There's a second gap beside provenance. Schema.org describes content structure; it doesn't describe the document as a living artefact. A schema.org Article carries datePublished. It carries no successor pointer and no maintainer distinct from the author. It carries no validUntil. A BreadcrumbList carries position; it carries no expiry. A Product carries price; it carries no canonical URI pointing at the durable record of that product.

Once a machine has resolved the citation, fetched the page, and read the markup, Schema.org is silent on six signals an arriving agent needs:

  • When the page was published: some types have datePublished, most don't.
  • When it expires: no canonical Schema.org property.
  • Who authored it: present on some types, absent on others, never with a stable cross-type field.
  • Who maintains it now: distinct from the author; no Schema.org field for it.
  • What its canonical URI is: HTML carries <link rel="canonical">; Schema.org has no equivalent for the document inside its own vocabulary.
  • Whether it has been superseded: no canonical successor pointer.

MX carries every one of those as a first-class field every cog has: created, expires, originator (alias author), stewardship.steward (alias maintainer), canonicalUri, and status plus supersedes / supersededBy / replacedBy for supersession. These are the signals a machine needs to act on the page it just landed on, and Schema.org by itself doesn't carry them. Provenance answers can we believe it; lifecycle answers can we act on it now. Both gaps point at the same conclusion.

Why this matters when AI reads your markup

When an AI agent retrieves structured data to answer a question or populate a result, it makes a judgment about the content based on the markup. If the markup is wrong, injected, or fabricated, the AI answer reflects that. The error propagates downstream to every system that consumed it.

The volume of structured data in use is growing, precisely because AI systems have found it useful. The more useful structured data becomes as an input to AI, the more incentive exists to manipulate it. FAQ schema was deprecated because enough publishers gamed it. The same dynamic will appear in every high-value schema type as AI systems place increasing weight on structured data.

Structured data can be gamed; the question is whether there's a layer that lets a machine verify that a piece of it was published by the entity it claims to represent, at the time it claims, and hasn't been altered since.

The layer that is missing

MX and REGINALD are designed to be that layer.

MX makes content machine-readable: structured, typed, and described in terms machines can interpret without inference. Schema.org does the same, and MX extends it to the full content lifecycle, from first publication through every subsequent change.

REGINALD adds provenance. A content object signed through REGINALD holds a verifiable record of who published it, when, with what identity, and whether it has been modified. A machine reading a REGINALD-signed piece of markup can verify the assertion, not just read it.

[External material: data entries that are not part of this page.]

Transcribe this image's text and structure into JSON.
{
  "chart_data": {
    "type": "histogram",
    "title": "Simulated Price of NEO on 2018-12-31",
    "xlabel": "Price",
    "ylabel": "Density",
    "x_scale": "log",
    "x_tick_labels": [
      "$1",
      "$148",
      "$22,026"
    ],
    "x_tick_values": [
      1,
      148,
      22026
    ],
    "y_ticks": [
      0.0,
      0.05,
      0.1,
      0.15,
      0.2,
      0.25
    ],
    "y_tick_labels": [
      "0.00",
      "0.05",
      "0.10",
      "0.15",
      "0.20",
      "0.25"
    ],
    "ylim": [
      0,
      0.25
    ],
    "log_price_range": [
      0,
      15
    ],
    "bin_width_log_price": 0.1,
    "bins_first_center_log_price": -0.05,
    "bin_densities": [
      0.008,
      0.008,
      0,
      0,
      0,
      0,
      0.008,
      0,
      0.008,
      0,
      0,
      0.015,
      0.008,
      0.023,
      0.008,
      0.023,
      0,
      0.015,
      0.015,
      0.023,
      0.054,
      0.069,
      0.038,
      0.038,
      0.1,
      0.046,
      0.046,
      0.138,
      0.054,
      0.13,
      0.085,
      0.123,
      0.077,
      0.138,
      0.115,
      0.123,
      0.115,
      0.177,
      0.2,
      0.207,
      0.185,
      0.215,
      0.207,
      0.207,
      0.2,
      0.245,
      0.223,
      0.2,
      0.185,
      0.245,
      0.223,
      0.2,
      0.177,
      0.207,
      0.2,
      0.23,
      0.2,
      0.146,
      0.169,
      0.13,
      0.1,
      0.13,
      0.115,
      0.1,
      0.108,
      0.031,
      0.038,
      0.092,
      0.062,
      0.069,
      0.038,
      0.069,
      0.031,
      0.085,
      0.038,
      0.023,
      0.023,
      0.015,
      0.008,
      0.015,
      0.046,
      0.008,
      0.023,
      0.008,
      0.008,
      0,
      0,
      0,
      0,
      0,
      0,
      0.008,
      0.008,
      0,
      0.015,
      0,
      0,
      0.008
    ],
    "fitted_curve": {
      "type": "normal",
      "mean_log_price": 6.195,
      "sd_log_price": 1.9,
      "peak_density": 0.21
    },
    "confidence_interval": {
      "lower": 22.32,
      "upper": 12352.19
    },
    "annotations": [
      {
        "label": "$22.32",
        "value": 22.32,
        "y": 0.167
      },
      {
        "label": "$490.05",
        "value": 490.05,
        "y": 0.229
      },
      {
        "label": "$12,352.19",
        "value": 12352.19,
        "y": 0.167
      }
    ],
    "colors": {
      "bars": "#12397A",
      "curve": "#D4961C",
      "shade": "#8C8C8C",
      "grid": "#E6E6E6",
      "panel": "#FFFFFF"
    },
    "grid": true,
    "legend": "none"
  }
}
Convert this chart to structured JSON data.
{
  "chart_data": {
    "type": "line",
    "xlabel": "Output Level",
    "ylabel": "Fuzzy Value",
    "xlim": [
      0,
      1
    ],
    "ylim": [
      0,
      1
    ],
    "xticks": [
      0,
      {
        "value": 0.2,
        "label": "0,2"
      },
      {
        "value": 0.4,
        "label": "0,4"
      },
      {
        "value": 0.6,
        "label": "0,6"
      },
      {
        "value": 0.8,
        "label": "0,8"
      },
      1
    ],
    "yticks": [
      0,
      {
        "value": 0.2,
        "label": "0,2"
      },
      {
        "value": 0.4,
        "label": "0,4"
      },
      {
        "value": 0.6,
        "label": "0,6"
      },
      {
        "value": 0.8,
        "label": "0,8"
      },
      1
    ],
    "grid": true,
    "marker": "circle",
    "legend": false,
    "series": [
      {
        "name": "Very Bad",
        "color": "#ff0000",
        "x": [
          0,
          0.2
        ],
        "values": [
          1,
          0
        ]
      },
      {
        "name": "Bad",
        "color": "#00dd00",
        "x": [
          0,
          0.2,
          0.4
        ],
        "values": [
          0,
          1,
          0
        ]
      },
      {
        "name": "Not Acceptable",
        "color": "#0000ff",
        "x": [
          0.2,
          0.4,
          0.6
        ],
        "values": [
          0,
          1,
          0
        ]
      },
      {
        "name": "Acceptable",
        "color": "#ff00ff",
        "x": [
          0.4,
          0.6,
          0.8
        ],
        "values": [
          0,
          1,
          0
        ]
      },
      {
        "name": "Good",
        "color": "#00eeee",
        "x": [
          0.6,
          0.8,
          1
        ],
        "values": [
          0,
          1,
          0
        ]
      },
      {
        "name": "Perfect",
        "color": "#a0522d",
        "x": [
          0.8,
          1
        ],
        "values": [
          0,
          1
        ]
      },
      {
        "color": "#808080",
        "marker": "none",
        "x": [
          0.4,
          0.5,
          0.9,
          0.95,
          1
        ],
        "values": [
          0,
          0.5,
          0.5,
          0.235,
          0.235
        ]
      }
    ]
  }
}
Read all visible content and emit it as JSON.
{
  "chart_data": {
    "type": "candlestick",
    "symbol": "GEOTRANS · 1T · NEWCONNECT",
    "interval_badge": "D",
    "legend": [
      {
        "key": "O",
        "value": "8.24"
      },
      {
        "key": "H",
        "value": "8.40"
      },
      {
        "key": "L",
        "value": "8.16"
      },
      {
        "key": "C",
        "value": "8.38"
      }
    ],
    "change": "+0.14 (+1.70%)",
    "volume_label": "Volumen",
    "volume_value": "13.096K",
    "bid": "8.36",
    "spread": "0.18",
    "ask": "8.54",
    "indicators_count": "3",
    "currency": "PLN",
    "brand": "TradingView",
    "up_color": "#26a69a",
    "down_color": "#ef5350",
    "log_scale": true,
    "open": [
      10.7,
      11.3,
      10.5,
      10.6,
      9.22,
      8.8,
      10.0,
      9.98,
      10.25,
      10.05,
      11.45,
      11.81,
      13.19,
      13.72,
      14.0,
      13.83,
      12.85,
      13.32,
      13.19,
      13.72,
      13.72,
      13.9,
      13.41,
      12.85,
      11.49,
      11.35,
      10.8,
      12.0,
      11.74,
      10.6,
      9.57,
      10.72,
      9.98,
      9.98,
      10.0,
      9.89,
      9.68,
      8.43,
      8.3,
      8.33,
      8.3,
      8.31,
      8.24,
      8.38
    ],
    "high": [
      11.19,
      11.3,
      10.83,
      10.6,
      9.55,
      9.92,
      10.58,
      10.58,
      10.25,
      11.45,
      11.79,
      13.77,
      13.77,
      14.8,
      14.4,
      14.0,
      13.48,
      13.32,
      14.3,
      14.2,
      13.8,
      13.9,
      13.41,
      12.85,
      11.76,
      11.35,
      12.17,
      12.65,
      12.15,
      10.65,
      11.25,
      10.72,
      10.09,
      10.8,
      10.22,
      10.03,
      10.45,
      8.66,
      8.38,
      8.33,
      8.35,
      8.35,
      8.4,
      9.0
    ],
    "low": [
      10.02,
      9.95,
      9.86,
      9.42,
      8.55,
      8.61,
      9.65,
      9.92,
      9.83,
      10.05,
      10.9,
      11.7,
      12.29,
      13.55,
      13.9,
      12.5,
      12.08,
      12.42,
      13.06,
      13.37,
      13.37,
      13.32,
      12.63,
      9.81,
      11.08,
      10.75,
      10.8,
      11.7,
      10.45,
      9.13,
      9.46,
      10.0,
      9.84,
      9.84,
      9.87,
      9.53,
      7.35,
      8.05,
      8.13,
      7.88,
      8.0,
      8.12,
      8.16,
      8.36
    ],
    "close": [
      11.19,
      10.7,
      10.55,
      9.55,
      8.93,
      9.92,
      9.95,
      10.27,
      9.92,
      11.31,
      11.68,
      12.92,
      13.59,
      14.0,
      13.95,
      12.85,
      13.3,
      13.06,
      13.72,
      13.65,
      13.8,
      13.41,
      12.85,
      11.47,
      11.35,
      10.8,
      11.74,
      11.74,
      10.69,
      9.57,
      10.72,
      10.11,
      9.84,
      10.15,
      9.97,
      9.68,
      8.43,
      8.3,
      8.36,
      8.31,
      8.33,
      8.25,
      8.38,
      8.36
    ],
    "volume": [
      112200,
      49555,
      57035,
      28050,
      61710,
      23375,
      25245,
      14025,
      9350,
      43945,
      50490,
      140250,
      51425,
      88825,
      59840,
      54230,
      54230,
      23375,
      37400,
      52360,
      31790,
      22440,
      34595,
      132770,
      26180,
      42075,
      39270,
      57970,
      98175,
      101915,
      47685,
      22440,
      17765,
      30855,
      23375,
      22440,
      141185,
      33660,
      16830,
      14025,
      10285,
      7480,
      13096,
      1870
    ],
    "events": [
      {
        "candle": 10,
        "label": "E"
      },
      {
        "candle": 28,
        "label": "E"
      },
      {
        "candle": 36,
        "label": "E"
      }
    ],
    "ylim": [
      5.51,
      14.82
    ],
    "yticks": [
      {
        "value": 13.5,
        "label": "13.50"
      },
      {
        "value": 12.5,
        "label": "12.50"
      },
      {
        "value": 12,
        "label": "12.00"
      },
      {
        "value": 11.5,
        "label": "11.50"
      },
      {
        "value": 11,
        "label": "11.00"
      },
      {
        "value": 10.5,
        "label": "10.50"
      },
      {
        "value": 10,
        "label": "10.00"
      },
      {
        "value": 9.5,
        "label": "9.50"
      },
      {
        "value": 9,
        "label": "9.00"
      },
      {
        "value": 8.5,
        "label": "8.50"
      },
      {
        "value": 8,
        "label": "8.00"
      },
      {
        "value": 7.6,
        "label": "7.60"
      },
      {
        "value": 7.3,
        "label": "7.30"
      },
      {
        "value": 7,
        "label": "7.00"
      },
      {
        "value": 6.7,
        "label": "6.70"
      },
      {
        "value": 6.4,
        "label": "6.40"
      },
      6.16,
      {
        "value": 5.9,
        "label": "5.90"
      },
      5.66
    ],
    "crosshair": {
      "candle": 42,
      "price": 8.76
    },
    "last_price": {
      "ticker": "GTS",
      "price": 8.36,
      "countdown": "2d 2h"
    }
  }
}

The verification path inside REGINALD is also deterministic by design. The chain that proves a signed piece of markup is what its publisher published, unaltered, runs on a fixed set of cryptographic steps. There's no language model in the path, and no agent loop deciding what to attest. Two readers checking the same signed markup reach the same yes-or-no verdict, on separate machines, on different days, every time. That property is what makes the attestation worth something to a regulator, an auditor, or an AI agent acting on the result. A trust layer whose answers shift when a model is upgraded is a recommendation engine, not a registry.

Schema.org and REGINALD aren't in competition. Schema.org describes what content is. REGINALD attests that the description is genuine. The combination is what the machine-readable web needs as AI systems rely on structured data for decisions that carry real consequences: which product to recommend, which source to cite, which answer to trust.

The expansion of Schema.org is welcome, and each new type gives machines more to read, but the provenance gap grows with it. Without attestation, the growth in machine-readable content means more of it can't be verified. Schema.org wasn't designed to solve that problem; it needs a layer beneath it that can.